In its annual look at CEO compensation, the nonprofit liberal Institute for Policy Studies found the increase in executive pay at 34 publicly traded U.S. companies that are among the top defense contractors far outstripped the pay raises won by other executives or by military personnel.
The study excluded pay of such defense contractors as universities, joint ventures, privately held companies, companies headquartered outside the United States, and companies that received less than 10 percent of their revenues from defense.
"Since September 11 (2001), the ratio between median pay for defense CEOs and pay for military generals has increased to 23 to 1, up from 12 to 1 just three years earlier," the institute said in its 12th annual survey.
"There is a growing chasm between those on the battle lines and the men in the executive suites who are making millions off the defense-spending boom," the institute said.
The figures included executive pay at companies with 10 percent or more of their revenues from defense contracts.

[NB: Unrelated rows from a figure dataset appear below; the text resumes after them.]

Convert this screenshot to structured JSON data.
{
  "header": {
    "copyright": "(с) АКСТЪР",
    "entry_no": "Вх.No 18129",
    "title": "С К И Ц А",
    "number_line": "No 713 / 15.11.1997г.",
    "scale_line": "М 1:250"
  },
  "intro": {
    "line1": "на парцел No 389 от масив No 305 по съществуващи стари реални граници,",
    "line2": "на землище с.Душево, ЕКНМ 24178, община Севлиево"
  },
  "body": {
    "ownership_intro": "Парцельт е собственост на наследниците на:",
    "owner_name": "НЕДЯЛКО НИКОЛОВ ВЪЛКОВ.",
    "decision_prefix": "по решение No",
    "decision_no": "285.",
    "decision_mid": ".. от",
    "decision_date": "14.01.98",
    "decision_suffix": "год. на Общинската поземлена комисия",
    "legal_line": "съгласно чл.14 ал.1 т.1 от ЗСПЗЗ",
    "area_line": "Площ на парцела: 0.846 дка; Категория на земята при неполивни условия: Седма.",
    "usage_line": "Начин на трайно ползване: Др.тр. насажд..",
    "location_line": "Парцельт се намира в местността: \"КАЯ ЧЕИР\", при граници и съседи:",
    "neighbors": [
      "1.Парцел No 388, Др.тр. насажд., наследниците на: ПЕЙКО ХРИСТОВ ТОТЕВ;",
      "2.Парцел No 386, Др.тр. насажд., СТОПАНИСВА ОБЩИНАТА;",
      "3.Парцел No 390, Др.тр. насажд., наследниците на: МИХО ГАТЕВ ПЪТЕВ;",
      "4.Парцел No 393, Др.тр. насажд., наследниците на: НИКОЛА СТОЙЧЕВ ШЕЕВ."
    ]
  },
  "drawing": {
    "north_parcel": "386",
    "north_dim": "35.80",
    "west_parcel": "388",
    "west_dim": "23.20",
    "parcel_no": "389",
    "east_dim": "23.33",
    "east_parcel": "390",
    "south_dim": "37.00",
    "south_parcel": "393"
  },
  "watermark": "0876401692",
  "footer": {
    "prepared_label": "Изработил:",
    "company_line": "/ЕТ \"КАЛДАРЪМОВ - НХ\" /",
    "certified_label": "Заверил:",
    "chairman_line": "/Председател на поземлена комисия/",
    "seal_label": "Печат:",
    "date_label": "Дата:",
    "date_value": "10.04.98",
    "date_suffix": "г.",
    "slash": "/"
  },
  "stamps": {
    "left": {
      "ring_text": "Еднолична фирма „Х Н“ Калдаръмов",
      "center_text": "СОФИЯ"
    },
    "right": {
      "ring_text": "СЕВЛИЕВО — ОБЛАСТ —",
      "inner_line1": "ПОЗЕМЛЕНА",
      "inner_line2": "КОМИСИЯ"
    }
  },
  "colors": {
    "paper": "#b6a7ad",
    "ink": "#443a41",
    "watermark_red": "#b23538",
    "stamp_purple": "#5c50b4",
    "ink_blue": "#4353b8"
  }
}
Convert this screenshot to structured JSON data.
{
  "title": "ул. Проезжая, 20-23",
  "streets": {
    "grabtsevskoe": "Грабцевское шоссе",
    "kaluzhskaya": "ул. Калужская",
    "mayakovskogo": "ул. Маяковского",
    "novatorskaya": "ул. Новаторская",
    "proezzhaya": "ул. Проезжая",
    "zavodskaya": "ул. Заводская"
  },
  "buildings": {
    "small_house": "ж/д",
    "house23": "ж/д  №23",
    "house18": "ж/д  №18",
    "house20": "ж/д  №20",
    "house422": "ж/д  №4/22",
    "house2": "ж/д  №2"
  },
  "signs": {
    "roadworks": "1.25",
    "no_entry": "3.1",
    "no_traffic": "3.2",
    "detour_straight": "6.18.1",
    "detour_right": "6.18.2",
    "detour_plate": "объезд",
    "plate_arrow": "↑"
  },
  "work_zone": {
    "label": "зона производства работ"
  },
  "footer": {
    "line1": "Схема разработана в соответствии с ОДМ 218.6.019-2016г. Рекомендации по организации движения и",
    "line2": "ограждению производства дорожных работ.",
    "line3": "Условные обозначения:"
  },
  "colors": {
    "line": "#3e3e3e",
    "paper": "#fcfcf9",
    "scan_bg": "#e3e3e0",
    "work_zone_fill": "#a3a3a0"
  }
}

The average pay of a CEO at a defense contractor was $11.6 million in 2004, compared to $168,509 for a military general with 20 or more years of experience and $24,278 for an army private in combat, the Institute said.
It said national defense spending rose to $406 billion in 2004 from $329 billion in 2001, with about half that amount spent each year on private contractors.
The study found average pay for U.S. chief executives overall rose to $11.8 million in 2004, about 431 times the $27,460 made by the average worker. In 2003, CEOs made about 301 times more than the average worker.
"If minimum wage had risen as fast as CEO pay since 1990, the lowest paid workers in the U.S. would be earning $23.03 an hour today, not $5.15," the Institute said in a statement.
The study's definition of compensation includes salary, bonuses, restricted stock, long-term incentive payouts and the value of stock options exercised. It does not include the estimated value of options granted but not exercised.